Getting co-op approval. Housing discrimination based on national origin, race or religion is illegal in the U.S. That said, boards running a cooperative building are allowed to vet potential buyers, and not all of them are friendly to noncitizens. “Boards can’t say ‘we don’t want foreigners,’” Miller says, “but boards can say ‘we don’t want pied-à-terre owners, and that’ll signal foreign investors or someone with a second, third or fourth residence.” (A pied-à-terre is a secondary residence, usually in a large city, used for short escapes.)

Condominiums tend to be more flexible than co-op buildings. “Because it is cooperative living and because you are owning shares in a corporation, you would complete a board package,” Barbolla explains. “Co-op boards ask for all kinds of information, letters of reference, credit checks, and it’s very difficult for a co-op to trace back that information to a foreigner because you can’t necessarily run a credit check.”

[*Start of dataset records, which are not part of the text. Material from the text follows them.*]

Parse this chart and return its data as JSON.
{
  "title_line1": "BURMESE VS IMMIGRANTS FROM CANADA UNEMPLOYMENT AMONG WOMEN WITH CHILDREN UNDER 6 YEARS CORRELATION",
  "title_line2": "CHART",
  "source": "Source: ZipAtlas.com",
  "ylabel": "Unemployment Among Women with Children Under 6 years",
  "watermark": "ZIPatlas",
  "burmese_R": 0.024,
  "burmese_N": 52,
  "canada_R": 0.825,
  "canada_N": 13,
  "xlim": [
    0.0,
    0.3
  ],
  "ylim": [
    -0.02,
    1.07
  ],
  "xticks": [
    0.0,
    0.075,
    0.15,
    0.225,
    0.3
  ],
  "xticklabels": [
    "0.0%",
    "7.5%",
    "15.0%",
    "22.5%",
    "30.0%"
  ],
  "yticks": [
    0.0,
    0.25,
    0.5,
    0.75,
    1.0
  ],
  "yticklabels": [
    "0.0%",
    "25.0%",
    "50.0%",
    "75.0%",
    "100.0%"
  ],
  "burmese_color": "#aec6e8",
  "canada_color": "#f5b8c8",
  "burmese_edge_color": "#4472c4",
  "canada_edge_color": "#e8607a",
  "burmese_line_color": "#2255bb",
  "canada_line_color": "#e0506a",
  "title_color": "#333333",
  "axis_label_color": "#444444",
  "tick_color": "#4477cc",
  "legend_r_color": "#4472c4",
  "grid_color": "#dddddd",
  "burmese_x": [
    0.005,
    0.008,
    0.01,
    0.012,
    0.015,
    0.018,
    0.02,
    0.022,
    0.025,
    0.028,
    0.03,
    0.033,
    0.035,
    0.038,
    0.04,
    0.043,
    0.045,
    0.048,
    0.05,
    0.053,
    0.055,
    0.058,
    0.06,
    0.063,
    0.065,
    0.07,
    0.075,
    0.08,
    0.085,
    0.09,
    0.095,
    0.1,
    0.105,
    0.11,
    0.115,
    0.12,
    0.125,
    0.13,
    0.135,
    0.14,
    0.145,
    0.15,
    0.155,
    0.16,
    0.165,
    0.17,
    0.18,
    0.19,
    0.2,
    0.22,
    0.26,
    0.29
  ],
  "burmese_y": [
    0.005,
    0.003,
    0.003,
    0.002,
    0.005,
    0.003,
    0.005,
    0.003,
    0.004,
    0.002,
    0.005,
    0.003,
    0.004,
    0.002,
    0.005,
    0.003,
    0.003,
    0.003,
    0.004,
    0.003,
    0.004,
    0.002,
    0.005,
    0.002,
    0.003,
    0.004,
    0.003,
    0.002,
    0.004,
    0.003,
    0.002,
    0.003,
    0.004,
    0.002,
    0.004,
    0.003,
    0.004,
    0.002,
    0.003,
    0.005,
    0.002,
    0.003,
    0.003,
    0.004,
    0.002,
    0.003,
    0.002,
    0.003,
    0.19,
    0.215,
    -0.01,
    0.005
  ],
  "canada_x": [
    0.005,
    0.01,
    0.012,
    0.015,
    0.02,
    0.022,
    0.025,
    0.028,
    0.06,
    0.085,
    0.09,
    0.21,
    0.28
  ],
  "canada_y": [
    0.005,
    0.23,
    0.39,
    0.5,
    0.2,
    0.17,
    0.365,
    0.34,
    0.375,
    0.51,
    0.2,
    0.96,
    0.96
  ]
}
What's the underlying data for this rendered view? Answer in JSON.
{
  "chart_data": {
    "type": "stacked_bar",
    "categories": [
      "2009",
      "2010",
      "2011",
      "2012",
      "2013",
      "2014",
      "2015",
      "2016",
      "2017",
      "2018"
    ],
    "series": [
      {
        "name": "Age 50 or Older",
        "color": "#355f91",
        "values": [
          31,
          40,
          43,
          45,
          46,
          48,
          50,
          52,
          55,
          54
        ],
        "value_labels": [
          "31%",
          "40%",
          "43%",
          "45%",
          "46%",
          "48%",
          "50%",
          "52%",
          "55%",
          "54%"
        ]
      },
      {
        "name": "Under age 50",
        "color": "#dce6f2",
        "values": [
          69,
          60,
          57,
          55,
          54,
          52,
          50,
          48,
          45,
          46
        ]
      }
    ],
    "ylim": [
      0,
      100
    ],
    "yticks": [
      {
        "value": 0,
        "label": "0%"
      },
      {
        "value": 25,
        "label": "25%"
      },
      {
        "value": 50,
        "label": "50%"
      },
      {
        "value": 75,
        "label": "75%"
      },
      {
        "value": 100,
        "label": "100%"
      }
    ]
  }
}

Miller says she’s helped foreign buyers without much of a U.S. credit report to secure board approval by encouraging them to collect reference letters from their accountant, broker and others. Offering to put money in an escrow account for the co-op or having money in financial institutions that are known in the U.S. can also help their case. “Try to have transparency as to where the money is and how the money is being held,” she says. “If it’s locked up in a Swiss bank account, you’d have trouble showing it.”